When he is given time to shoot on the power play, odds are he'll produce a goal or a juicy rebound. It's quite telegraphed as well. As soon as you saw Roman Josi and Weber switch on the point, you knew there was a cannonball coming your very shortly. Unless the puck hits the goalie, it'll end up in the back of the net more often than not. It reminds me a lot of how Sheldon Souray was used by the Habs on the power play. Predictable? Yes. Easy to stop? Absolutely not.
Interestingly, just the threat of his shot tends to drag defenders out of position, opening up the ice for Weber's teammates.
As evidenced in the clip below, once Weber establishes the threat of a shot, he draws the attention of two defenders, leaving James Neal in a perfect position to score an easy goal.
For Habs fans this could be quite interesting, and could lead to a big uptick in goals for Alex Galchenyuk. Essentially, Weber's mere presence gives his team a few options in the offensive zone. A 1-3-1 setup on the power play with Weber playing across from Galchenyuk is a very exciting prospect.
For example, take a look at how Filip Forsberg uses Weber's presence on the power play to draw defenders out of position.
A quick look to the point is enough to distract the penalty kill unit, and disrupt their positioning. That opens up passing and shooting lanes for the forwards. Teams are well aware of his heavy shot, which is something that Nashville clearly used to their advantage all year long.
And of course, he also opens up space for his defensive partner. Again, the threat of a shot is enough to create chaos for defenders. Weber is good at recognizing when he's pulled a defender towards him, which allows for a quick pass to an open target.
On occasion, he'll find a forward with a nifty pass from the point, although from games I watched, this isn't his favourite tool in his offensive toolbox.
As you can see, Weber is quite at home in the offensive zone. He makes simple plays, yet they're quite effective. This will be his greatest strength in a Habs uniform when it comes to driving offence. Unlike the player he was traded for, he doesn't do a great job at starting the play, but he's quite adept at finishing it.

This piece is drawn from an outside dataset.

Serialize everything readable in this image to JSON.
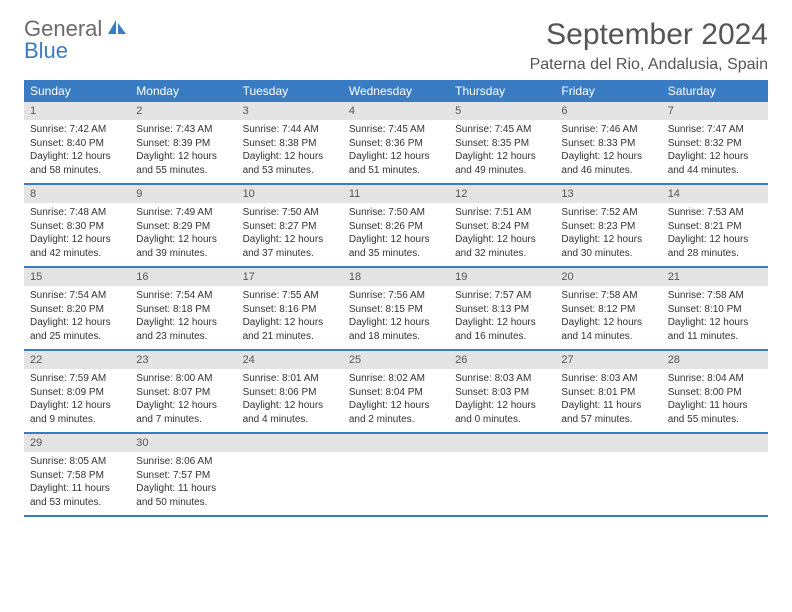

He has the ability to activate on the rush, but once again, it's not something that happens very often.
That brings us to the end of Part I of the breakdown, and I think it's fair to say that there's enough evidence to suggest that Weber is an elite presence in the offensive zone. Not only does he possess a rocket of a shot, but he's quick to shift the puck to his teammates once he creates space. Teams know that if they let him take a shot, there's a very good chance to end up as a goal, which brings a chaotic element into the mix, one that the Habs absolutely need to take advantage of.
He should bolster Montreal's power play, and when you remember that Kirk Muller will be running the show next season, it bodes well for the Habs' special teams. Take a look at all his goals from 2015-16, and notice how many of them came on the power play.
I should note that Weber really prefers to let his defensive partner do the majority of the grunt work when it comes to driving offence. We'll delve into that aspect further next week, as we explore his defensive zone footage, which is frankly the most interesting aspect of Weber's play. Next week we will also compare the results of the video analysis to his statistics, to see if there's any correlation.
This is what happens when you stand in front of a Shea Weber shot. Tyson Barrie risks his life to attempt the block, Erik Johnson immediately regrets his decision, and Matt Duchene hits the brakes faster than he ever has previously in his career.